Beim Schälen der Kartoffel
http://www.publikative.org/2012/04/04/25372/
Darf man Israel kritisieren? Sogar als Deutscher? Diese Fragen implizieren, es existiere ein ungeschriebenes Gesetz („das Verdikt ‘Antisemitismus’ ist geläufig“), wonach den Deutschen der Mund verboten werde. Auch Günter Grass könnte wissen: Kaum ein Staat bzw. dessen Politik wird in Deutschland und Europa so oft und vehement kritisiert wie Israel – und zwar ohne dass fortwährend Antisemitismus gerufen wird.
Von Patrick Gensing, zuerst veröffentlicht bei tagesschau.de
Während die Palästinenser vielen Deutschen als Opfer eines „rassistischen Apartheidstaates“ gelten, die sich nur mit harmlosen Raketen aus Blech gegen die „zionistischen Aggressionen“ zu wehren versuchen, finden derzeit Berichte über ultraorthodoxe Juden und die Siedlungspolitik reißenden Absatz in bundesdeutschen Redaktionen. Über das islamistische Regime der Hamas erfährt man hierzulande eher weniger. Auch das multikulturelle Leben in Israel, wohl vielfältiger als in allen europäischen Staaten zusammen, ist kaum ein Thema.
Doch Grass geht es nicht um Israel, ihm geht es um deutsche Schuld, er schält die Kartoffel – und legt dabei Folgendes frei: Sein Land werde von den „ureigenen Verbrechen, die ohne Vergleich sind“ immer wieder eingeholt und „zur Rede gestellt“ – von wem, das lässt Grass geflissentlich aus, er muss es aber auch nicht mehr betonen - Stichwort: Auschwitz-Keule.

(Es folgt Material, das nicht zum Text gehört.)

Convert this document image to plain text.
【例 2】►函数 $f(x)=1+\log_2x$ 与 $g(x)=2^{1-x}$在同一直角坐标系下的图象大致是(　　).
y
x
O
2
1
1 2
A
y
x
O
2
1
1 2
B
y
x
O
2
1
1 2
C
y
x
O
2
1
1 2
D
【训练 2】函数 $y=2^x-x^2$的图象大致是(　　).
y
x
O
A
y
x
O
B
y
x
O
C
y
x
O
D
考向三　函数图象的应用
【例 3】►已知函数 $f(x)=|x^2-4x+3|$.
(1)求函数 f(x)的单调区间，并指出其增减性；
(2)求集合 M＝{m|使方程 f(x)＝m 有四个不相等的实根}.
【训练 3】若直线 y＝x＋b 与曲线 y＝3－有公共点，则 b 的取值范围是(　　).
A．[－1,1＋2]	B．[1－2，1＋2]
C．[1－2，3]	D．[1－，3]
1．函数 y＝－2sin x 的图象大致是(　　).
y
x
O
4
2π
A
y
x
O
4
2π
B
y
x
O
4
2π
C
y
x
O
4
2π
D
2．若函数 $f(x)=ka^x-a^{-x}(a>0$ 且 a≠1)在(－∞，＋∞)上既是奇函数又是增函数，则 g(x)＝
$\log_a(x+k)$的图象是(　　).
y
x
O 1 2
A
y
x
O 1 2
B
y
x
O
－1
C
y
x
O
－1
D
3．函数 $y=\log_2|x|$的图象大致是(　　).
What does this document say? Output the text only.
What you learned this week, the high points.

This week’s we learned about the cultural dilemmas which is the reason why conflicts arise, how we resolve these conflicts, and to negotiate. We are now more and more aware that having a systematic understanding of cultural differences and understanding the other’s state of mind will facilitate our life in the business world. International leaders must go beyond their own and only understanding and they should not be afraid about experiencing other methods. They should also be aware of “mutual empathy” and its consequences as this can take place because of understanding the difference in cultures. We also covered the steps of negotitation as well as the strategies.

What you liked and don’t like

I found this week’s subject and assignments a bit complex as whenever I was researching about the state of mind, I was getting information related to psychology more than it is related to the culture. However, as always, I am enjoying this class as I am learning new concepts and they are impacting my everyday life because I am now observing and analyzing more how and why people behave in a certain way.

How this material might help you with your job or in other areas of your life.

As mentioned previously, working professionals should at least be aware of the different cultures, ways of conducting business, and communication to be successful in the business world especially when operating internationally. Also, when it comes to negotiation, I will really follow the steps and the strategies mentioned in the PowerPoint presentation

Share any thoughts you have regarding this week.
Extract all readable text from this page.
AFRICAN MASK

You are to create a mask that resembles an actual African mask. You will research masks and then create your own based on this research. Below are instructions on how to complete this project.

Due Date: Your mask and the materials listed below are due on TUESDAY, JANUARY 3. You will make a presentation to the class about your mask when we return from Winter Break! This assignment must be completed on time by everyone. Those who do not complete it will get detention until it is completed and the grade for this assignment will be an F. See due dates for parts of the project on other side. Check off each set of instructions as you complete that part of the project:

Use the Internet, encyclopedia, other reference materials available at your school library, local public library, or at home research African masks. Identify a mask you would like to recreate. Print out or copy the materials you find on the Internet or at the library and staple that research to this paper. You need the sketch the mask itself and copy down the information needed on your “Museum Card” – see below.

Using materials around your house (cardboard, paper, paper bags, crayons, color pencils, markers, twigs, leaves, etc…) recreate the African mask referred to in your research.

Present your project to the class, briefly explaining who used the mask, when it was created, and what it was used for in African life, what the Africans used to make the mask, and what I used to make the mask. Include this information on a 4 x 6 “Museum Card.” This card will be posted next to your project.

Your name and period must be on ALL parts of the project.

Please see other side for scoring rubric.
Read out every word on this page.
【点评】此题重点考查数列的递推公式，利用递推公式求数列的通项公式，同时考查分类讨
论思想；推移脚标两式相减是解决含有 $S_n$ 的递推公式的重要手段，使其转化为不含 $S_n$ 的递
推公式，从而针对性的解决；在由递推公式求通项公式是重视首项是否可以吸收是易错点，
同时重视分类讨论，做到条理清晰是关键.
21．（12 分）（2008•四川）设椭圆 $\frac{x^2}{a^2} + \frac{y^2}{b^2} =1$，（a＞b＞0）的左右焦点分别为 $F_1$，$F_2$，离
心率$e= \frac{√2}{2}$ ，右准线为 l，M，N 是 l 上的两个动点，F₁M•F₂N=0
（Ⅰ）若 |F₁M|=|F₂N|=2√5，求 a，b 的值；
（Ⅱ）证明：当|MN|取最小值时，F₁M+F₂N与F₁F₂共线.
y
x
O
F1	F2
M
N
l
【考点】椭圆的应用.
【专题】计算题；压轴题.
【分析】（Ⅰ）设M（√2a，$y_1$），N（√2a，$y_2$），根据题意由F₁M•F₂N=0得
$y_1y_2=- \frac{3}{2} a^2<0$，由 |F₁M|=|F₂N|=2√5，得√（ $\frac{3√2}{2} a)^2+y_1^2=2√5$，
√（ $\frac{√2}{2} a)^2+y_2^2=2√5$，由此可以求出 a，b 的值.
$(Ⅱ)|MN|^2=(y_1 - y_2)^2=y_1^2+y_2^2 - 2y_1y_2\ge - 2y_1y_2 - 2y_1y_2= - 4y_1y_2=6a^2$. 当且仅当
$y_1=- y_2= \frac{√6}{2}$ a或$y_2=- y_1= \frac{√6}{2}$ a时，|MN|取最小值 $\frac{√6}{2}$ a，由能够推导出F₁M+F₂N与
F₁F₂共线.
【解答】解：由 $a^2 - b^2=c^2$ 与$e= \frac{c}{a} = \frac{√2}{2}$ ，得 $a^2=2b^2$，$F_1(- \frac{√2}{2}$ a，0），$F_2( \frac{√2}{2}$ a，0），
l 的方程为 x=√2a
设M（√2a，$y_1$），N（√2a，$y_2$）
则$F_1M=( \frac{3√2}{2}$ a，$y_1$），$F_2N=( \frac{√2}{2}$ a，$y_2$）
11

Die Deutschen müssten sich also immer wieder rechtfertigen, auch Grass selbst dürfe wegen des „nie zu tilgendem Makel“ seiner „Herkunft“ eine „Tatsache“ nie aussprechen. Er tut es dann aber, wie so viele andere vor ihm, dennoch, weil es gesagt werden müsse, gerade weil die Deutschen „belastet genug“ nicht „Zulieferer des Verbrechens“ werden dürften – also wieder geht es um die deutsche Schuld – welche angesichts des angeblich geplanten atomaren Vernichtungsschlags Israels gegen den Iran nicht mehr „mit den üblichen Ausreden zu tilgen wäre“. Mit anderen Worten: Bislang konnte sich Deutschland hinter seinem schlechten Gewissen verstecken, aber nun treibe es Israel doch zu bunt – da könne man kein Auge mehr zudrücken, Holocaust hin, Shoah her.
Grass erklärt die jahrelangen Drohungen und Vernichtungsfantasien der iranischen Führung zu bloßem Maulheldentum, erklärt Israel kurzerhand zum „Verursacher der erkennbaren Gefahr“ und versieht die Aussage „Die Atommacht Israel gefährdet den ohnehin brüchigen Weltfrieden“, der laut Umfragen eine Mehrheit der EU-Bürger zustimmt, mit einem Fragezeichen; der Gedanke wird somit in die Runde geworfen, zur Not könnte sich der „mutige Tabubrecher“ noch dahinter verschanzen, dass man wohl noch fragen werden dürfe.
Grass` Rezept gegen die Gefahr, die von Israel ausgeht: Das „atomare Potenzial“ müsse von einer internationalen Instanz überwacht werden, denn nur so sei den Israelis und Palästinensern zu helfen – und nicht nur denen, sondern „auch uns“ – nämlich um uns vor einem von Israel entfachten 3. Weltkrieg zu schützen.
Grass erfüllt mit seinem Gesagten zwar nicht unbedingt die Kriterien an ein Gedicht, aber dafür die des sekundären Antisemitismus, die unter anderem lauten: Dämonisierung Israels (Gefahr für den Weltfrieden) sowie Delegitimierung Israels (Forderung nach internationaler Kontrolle, das Recht auf Selbstverteidigung wird bestritten, eine „vom Wahn okkupierte Region“). Ähnlich wie die Islamkritiker versehen sich auch die Israelkritiker mit der Aura des Mutigen, das angeblich nötig sei, um in Deutschland Israel zu kritisieren.
Doch letztendlich geht es in Grass` Gesagtem nicht um die vielschichtigen Ebenen des Nahostkonflikts, sondern um Deutschland und Grass selbst: Um deutsche Schuld, deutsche Verbrechen und den deutschen Seelenfrieden – oder sogar unsere Sicherheit, die bedroht sei. Die Warnung lautet: Israel ist unser Unglück.